In the mid-1980s, when Arnold and Winnie Palmer visited the neonatal intensive care unit and pediatrics wing of Orlando Regional Medical Center, they were impressed by the talent and dedication of the staff, but they were bothered by the modest facilities.
“We can do better than this,” Arnold said. “We should do better than this, for the children of our community.”
That statement led to what is today the Arnold Palmer Hospital for Children, the fourth-largest neonatal intensive care unit in the country, and Central Florida's only pediatric Level One Trauma Center. With the Winnie Palmer Hospital for Women & Babies, it's just part of the Arnold & Winnie Palmer Foundation’s commitment to improving children’s health—and an inspiration to us all to “do better” whenever an opportunity presents itself.

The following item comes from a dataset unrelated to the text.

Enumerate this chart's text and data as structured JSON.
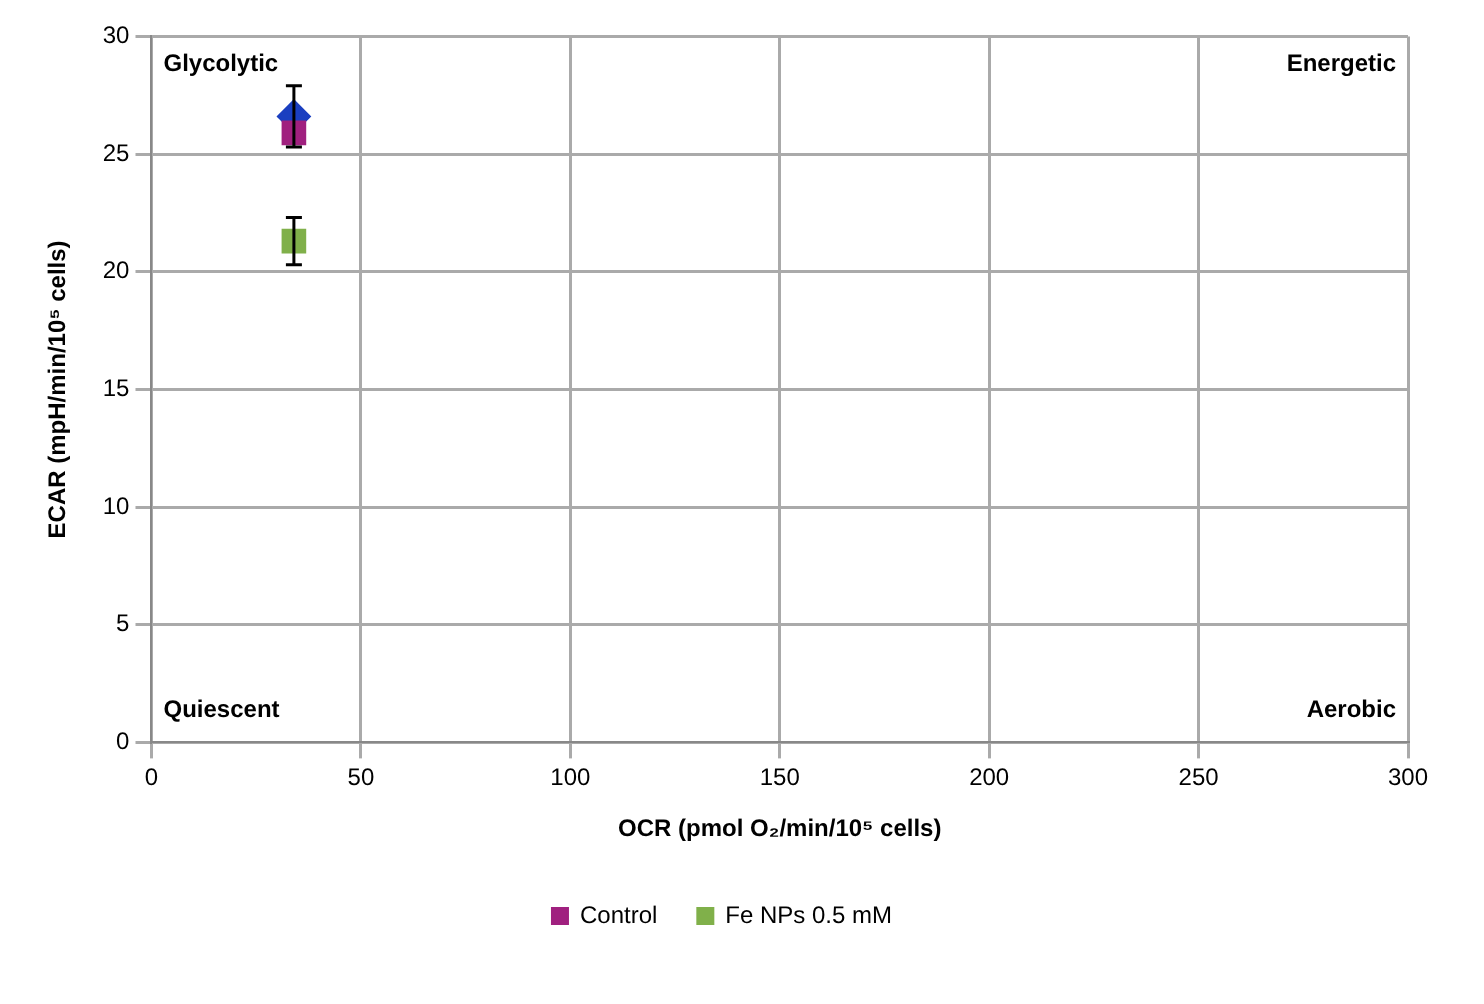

#3: Every Time Arnie Helped a Child
There are few environments as thrilling as Pebble Beach Golf Links in the midst of a tournament, but for a young Roger Maltbie the crowds proved too much—until Arnold Palmer stepped in.
In the early 1960s a 10-year-old Roger went to a tournament at the famed California course and become separated from his parents. He was standing behind the second tee looking worried when, as he explained to Golf Digest years later, Arnold Palmer looked over and saw him. Palmer, who was playing in the event, asked Roger if he was OK. Maltbie explained that he’d lost his parents and was scared, and Palmer took him by the hand and said, “Come with me. They’ll see you with me.” They did, and Maltbie treasures the memory of his mother yelling “ROGER!” from the gallery as he walked down the fairway with a legend. Maltbie eventually became a five-time winner on the PGA TOUR and a golf announcer, and when he recounted the “lost” story to Arnold many years later, he said Palmer had no recollection of the event. “I think it says a lot about the man,” Maltibie said. “He’d done the same thing for other kids.”
Quotes from Golf Digest “Life of the Party” by Craig Bestrom, June 4, 2008.